Results of laboratory AChE activity assay (mostly by Ellman calorimetric method (Ellman et al., 1961) in relation with oxime therapy are conflicting. While some studies showed statistically insignificant recovery in an oxime group in comparison to the control group (Balali-Mood and Shariat, 1998; Cherian et al., 2005; Chugh et al., 2005), Balali-Mood and Shariat (1998) found the difference only in the reactivation rate (Balali-Mood and Shariat, 1998). Abdollahi et al. (1995) also showed that pralidoxime would effectively reactivate inhibited AChE. Eddleston et al. (2009) found significantly higher AChE levelin survivors in comparison to non-survivors in both placebo and oxime arms. They also showed that patients who did not receive oxime and survived had lower AChE in comparison with patients who died after that treatment.

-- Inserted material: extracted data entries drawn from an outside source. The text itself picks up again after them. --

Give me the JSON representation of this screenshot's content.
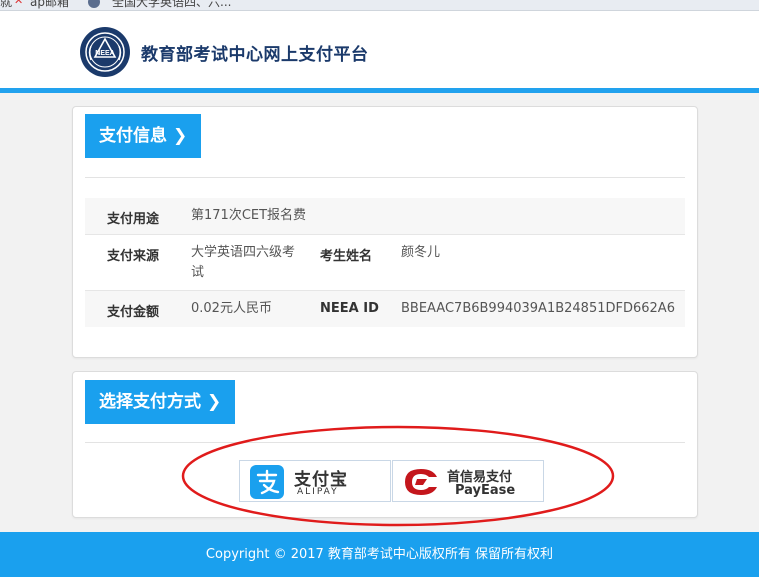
{
  "browser": {
    "bookmarks": [
      {
        "label": "ap邮箱",
        "icon": "bookmark-red-icon"
      },
      {
        "label": "全国大学英语四、六...",
        "icon": "bookmark-emblem-icon"
      }
    ]
  },
  "header": {
    "title": "教育部考试中心网上支付平台",
    "logo_text": "NEEA",
    "accent_color": "#22a2ee"
  },
  "payment_info": {
    "section_label": "支付信息",
    "rows": [
      {
        "label": "支付用途",
        "value": "第171次CET报名费"
      },
      {
        "label": "支付来源",
        "value": "大学英语四六级考试",
        "label2": "考生姓名",
        "value2": "颜冬儿"
      },
      {
        "label": "支付金额",
        "value": "0.02元人民币",
        "label2": "NEEA ID",
        "value2": "BBEAAC7B6B994039A1B24851DFD662A6"
      }
    ]
  },
  "payment_method": {
    "section_label": "选择支付方式",
    "options": [
      {
        "name": "支付宝",
        "sub": "ALIPAY",
        "icon": "alipay-icon",
        "color": "#1aa0ee"
      },
      {
        "name": "首信易支付",
        "sub": "PayEase",
        "icon": "payease-icon",
        "color": "#c4161c"
      }
    ]
  },
  "footer": {
    "copyright": "Copyright © 2017 教育部考试中心版权所有 保留所有权利"
  }
}
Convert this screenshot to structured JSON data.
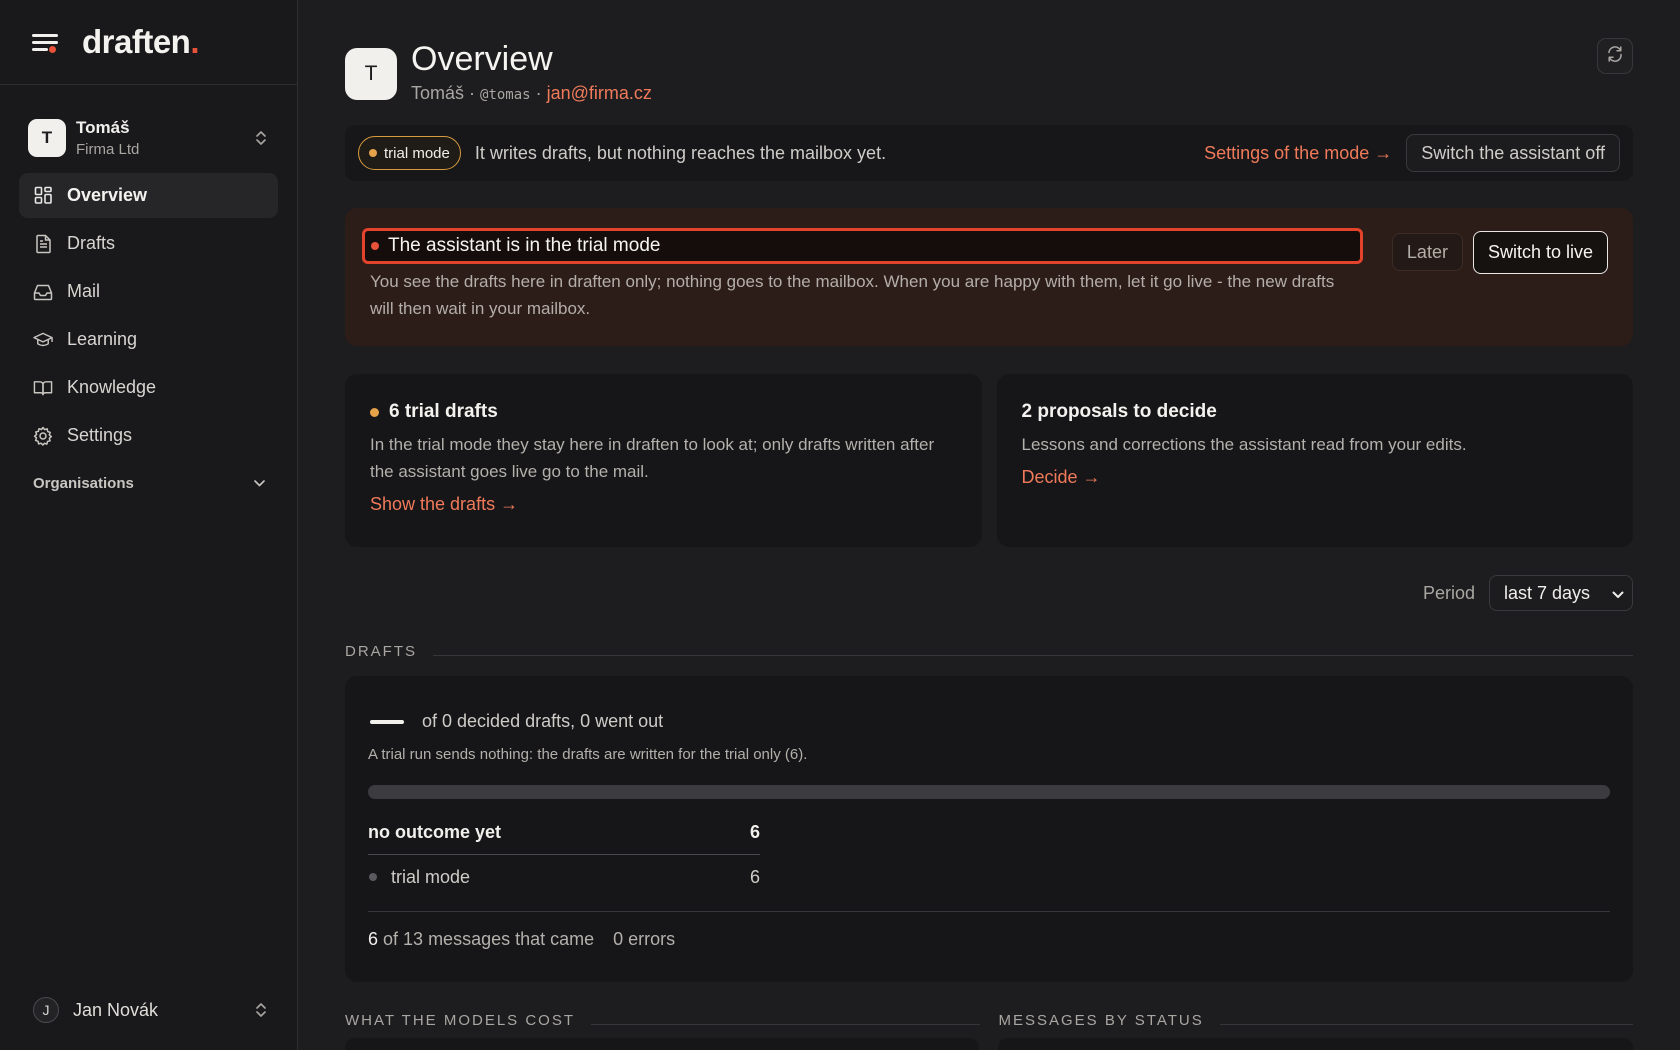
{
  "brand": {
    "name": "draften",
    "dot": "."
  },
  "account": {
    "initial": "T",
    "name": "Tomáš",
    "org": "Firma Ltd"
  },
  "nav": [
    {
      "label": "Overview",
      "icon": "grid-icon",
      "active": true
    },
    {
      "label": "Drafts",
      "icon": "document-icon"
    },
    {
      "label": "Mail",
      "icon": "inbox-icon"
    },
    {
      "label": "Learning",
      "icon": "graduation-cap-icon"
    },
    {
      "label": "Knowledge",
      "icon": "book-icon"
    },
    {
      "label": "Settings",
      "icon": "gear-icon"
    }
  ],
  "organisations_label": "Organisations",
  "user": {
    "initial": "J",
    "name": "Jan Novák"
  },
  "header": {
    "initial": "T",
    "title": "Overview",
    "name": "Tomáš",
    "sep": " · ",
    "handle": "@tomas",
    "email": "jan@firma.cz"
  },
  "mode_bar": {
    "badge": "trial mode",
    "text": "It writes drafts, but nothing reaches the mailbox yet.",
    "settings_link": "Settings of the mode →",
    "switch_off": "Switch the assistant off"
  },
  "alert": {
    "title": "The assistant is in the trial mode",
    "body": "You see the drafts here in draften only; nothing goes to the mailbox. When you are happy with them, let it go live - the new drafts will then wait in your mailbox.",
    "later": "Later",
    "live": "Switch to live"
  },
  "cards": {
    "drafts": {
      "title": "6 trial drafts",
      "text": "In the trial mode they stay here in draften to look at; only drafts written after the assistant goes live go to the mail.",
      "link": "Show the drafts →"
    },
    "proposals": {
      "title": "2 proposals to decide",
      "text": "Lessons and corrections the assistant read from your edits.",
      "link": "Decide →"
    }
  },
  "period": {
    "label": "Period",
    "value": "last 7 days"
  },
  "drafts_section": {
    "title": "DRAFTS",
    "metric": "of 0 decided drafts, 0 went out",
    "note": "A trial run sends nothing: the drafts are written for the trial only (6).",
    "progress": 0,
    "rows": [
      {
        "label": "no outcome yet",
        "value": "6"
      },
      {
        "label": "trial mode",
        "value": "6"
      }
    ],
    "foot": {
      "count": "6",
      "of_text": "of 13 messages that came",
      "errors": "0 errors"
    }
  },
  "bottom_sections": {
    "costs": "WHAT THE MODELS COST",
    "status": "MESSAGES BY STATUS"
  },
  "colors": {
    "accent": "#f07a5a",
    "alert_border": "#e2432a",
    "trial_dot": "#e6a24a",
    "background": "#1d1d1f"
  }
}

The meta-analysis of previous studies showed a harmful effect on mortality, IMS and the ventilator need (Peter et al., 2006; Rahimi et al., 2006). The review and analysis results of the RCTs in Cochrane database by Buckley et al. (2011) are also lead to conclude that current evidence is not sufficient to indicate whether oximes are harmful or beneficial in the management of acute OP poisoning (Buckley et al., 2011). The present meta-analysis consists of several new studies and added a new efficacy parameter for oximes effectiveness (i.e., Hospital stay duration).
CONCLUSION
We conclude that with known differences in the methods, patients, treatment lag, the different nature of Ops and with some other limitations, the oximes efficacy is not clear at the present and with greater cost there is a possible increase in the incidence of IMS. Since other treatment modalities have been also studied such as magnesium, alkalization, fresh frozen plasma and hemoperfusion reporting controversial results (Peter et al., 2008; Mirfazaelian et al., 2014), future studies are still needed to be carried out on oximes to find whether different dosing in different subgroups (e.g., with different OP type or different exposure-treatment lag) of the patients is useful or not.
ACKNOWLEDGMENTS
This article is the outcome of an in-house financially non-supported study. The authors declare no conflict of interest. The authors thank Dr. V. Mahabadi, the Endocrinologist from UCLA, USA for his kind assistance in providing some full texts and thank Dr. M. Eddleston from University of Edinburgh, Scotland for reviewing the article.